I've got a whole backlog of posts building up now, as the long weeks and short weekends move dauntingly towards the start of "the season". Posts about real things, like how my new race bike has made me question everything I thought about compromise in bike design. Posts about concepts, like power and weight and what actually matters when you stretch your legs up Tak-ma-doon. But, for now, I'm tired, so it's time to go more abstract.

I'm convinced that there are no bike racers in Glasgow.

It's not that I don't know that there are people who race bikes in Glasgow. I am merely saying that my brain has constructed, deep within itself, a sense that there are no racers in Glasgow. It is certainly inaccurate, and may even be dangerous, but it appears to exist purely for motivational reasons. By believing you have something special, you can create extenuating circumstances for every success or failure. If there's never a fair competition, there's no competition at all. If everything you do is harder or faster than everyone else, then you're never playing catch-up. You're not looking at a pedestal that you could never hope to reach. You're looking down at the ants and laughing.

It starts in the gym.

The gym is a place of punishment and redemption. It is a place where the scales judge the weekend of excess, and sentence you to perdition. Where the mathematics of shame tell you that a gain of 1.3kg points you to a threshold session on the trainer until you drop, sweat turning your eyes red, whole body right on the limit, not even the power to prevent the cry of anger as the poorly-maintained seatpost drops a notch for the third time in an hour.

But you're the only one there.

The only one suffering, at any rate. Look to your left, your right. They might be moving, but they're not suffering. Half of them are playing on their iPhones. What is this, a recovery day? They don't know the meaning of work, of trying to absolutely transcend yourself.

There's that guy, of course. But he's running. He's a runner. Not a cyclist. And that guy. But he's no cyclist - he's twice your weight. He could crush you like a fly, but, by God, you would thrash him up the Crow.

No, there's no cyclists here.

On the roads, then.
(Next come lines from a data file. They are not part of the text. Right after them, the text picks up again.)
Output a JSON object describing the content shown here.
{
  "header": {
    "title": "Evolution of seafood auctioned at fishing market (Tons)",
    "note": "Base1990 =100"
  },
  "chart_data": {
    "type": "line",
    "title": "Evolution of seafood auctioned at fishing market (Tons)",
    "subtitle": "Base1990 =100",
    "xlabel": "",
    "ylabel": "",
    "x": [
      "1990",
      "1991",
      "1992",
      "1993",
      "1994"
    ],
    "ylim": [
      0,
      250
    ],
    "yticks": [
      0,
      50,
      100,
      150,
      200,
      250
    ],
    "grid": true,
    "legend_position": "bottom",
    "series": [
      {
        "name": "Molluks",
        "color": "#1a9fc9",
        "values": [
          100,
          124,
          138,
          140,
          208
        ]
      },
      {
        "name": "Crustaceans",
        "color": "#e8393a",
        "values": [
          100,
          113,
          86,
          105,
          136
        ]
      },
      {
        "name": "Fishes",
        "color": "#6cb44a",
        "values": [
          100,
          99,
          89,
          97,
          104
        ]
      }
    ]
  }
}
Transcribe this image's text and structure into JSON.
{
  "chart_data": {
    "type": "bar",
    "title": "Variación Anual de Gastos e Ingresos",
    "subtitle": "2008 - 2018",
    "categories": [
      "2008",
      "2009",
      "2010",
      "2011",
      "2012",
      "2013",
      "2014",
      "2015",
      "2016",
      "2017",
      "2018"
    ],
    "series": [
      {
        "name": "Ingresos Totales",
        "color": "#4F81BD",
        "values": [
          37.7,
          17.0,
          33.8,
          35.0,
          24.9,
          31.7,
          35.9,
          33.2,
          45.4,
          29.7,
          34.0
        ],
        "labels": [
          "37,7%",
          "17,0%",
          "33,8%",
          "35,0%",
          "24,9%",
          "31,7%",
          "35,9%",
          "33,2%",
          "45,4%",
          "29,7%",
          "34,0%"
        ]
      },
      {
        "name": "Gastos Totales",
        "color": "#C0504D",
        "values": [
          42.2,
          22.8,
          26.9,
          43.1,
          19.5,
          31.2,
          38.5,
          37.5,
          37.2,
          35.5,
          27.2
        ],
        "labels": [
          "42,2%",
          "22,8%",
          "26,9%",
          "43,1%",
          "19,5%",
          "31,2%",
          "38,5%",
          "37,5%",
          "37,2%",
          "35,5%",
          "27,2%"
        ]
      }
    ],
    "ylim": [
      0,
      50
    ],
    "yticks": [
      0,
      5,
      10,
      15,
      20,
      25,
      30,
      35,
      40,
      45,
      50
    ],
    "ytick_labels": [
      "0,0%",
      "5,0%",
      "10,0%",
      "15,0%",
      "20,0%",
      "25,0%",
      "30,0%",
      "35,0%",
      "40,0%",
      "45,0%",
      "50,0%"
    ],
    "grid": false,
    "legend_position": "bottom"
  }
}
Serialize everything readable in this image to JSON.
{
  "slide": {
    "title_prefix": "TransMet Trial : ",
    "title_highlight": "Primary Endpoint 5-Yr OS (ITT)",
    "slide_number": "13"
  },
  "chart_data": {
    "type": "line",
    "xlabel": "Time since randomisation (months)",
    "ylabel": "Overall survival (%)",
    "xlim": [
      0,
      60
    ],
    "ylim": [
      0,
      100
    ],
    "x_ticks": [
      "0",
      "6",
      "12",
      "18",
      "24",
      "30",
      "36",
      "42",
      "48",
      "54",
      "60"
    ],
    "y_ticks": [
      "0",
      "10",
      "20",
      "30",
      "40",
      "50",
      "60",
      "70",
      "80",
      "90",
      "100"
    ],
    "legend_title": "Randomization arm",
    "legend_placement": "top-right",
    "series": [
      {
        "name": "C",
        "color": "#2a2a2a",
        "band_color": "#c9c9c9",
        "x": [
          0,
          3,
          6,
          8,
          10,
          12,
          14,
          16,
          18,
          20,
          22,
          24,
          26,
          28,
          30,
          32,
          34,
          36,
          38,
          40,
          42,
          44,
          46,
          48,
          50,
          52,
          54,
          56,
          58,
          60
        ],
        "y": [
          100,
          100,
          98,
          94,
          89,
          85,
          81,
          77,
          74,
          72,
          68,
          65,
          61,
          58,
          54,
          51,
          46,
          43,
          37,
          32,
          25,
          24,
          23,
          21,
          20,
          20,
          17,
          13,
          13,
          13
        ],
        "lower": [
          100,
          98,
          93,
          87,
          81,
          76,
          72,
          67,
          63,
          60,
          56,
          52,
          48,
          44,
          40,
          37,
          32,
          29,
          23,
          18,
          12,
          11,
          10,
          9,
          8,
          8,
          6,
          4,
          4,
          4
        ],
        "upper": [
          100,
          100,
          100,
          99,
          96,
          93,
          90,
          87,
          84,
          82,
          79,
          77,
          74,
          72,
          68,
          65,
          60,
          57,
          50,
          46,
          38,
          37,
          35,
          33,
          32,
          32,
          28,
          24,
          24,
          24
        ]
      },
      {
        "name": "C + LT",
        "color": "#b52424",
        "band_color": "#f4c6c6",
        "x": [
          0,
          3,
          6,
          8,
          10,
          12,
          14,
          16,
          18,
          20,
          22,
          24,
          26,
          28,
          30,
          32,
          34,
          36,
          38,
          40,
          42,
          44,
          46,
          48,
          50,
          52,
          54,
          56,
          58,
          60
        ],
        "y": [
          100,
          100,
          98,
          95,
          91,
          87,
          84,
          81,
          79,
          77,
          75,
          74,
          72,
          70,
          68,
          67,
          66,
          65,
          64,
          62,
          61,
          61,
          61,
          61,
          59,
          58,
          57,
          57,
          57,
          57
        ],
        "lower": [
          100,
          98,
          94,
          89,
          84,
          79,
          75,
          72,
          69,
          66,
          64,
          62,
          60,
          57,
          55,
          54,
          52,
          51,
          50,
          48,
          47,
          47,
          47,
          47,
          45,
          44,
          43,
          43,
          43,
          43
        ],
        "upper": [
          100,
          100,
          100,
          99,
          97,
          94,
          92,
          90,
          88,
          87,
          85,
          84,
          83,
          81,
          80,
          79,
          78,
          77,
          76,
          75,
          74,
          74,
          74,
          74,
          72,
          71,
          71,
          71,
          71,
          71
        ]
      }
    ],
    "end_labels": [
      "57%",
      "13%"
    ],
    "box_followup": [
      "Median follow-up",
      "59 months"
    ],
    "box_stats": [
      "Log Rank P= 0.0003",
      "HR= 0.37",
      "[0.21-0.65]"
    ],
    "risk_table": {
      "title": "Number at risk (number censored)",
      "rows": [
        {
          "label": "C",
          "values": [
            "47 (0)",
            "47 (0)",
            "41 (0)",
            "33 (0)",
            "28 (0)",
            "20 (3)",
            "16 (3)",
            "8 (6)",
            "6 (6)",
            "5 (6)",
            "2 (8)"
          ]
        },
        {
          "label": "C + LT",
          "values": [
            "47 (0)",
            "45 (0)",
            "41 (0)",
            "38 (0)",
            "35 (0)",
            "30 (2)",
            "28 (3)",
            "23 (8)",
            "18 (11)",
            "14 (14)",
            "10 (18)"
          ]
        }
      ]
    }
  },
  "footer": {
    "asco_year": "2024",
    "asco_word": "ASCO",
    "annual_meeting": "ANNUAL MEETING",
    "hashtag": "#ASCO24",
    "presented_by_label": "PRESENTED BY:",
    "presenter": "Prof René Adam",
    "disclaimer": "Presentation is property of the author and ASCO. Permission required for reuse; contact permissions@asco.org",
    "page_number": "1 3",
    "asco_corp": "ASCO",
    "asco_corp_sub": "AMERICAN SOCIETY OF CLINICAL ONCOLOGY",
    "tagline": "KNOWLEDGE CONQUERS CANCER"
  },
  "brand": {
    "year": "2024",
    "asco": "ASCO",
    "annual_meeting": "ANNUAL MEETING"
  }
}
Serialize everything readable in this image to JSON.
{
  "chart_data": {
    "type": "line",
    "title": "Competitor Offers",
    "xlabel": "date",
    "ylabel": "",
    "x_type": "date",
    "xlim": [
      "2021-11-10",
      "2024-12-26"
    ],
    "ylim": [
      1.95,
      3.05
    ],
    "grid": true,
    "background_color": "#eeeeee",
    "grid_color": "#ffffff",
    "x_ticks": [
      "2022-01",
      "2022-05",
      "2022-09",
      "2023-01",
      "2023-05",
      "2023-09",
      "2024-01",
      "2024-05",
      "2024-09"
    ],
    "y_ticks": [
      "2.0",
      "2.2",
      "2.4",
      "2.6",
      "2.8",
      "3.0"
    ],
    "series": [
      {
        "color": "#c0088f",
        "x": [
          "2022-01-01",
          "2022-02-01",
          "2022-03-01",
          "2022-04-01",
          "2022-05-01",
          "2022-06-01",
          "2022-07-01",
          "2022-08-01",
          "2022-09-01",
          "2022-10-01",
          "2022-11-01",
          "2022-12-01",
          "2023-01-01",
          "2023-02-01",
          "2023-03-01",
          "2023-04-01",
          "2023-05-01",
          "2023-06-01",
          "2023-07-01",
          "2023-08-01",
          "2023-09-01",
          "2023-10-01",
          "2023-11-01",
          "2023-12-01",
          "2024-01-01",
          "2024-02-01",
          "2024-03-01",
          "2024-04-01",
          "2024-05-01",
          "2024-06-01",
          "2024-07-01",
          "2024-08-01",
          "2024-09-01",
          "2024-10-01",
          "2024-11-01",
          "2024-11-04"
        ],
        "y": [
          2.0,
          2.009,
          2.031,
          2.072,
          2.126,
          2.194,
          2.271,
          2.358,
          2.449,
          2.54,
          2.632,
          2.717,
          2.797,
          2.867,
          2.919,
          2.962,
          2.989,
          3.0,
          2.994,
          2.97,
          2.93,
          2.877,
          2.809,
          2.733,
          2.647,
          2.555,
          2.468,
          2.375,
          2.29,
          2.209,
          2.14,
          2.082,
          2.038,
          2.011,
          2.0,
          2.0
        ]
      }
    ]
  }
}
That's where the real cyclists are. Like you. But they're not. They're all different from you. Generally slower. And you're not like that guy, because you don't jump red lights. And you're still faster than him. And you're definitely not like that guy - you still look like a human being on a bike, not some sort of fondant Christmas tree. No. There's no-one here like you. No-one who knows what it is to earn speed, real speed with nothing but strength and poise. You're the cyclist. These people just ride bikes.

Away from the city. These guys enjoy it. They know the love of the bike. But they don't know the speed. Apart from these guys. But they probably haven't already done fifty miles. You shouldn't chase, because it's a rest day. Maybe you will anyway. Just to show them. Show them how effortless you can make it look. Make them wonder how you got that fast.

You know how you got that fast.

Because you know how to suffer. You want to race bikes, so you've learned how to suffer. You've studied it. Bicycle racers don't just train. They take classes in how to train. They read articles, pay instructors to bark at them, bully themselves with computers and endless numbers. All you need to do to go faster is suffer.

And no-one else can suffer like you.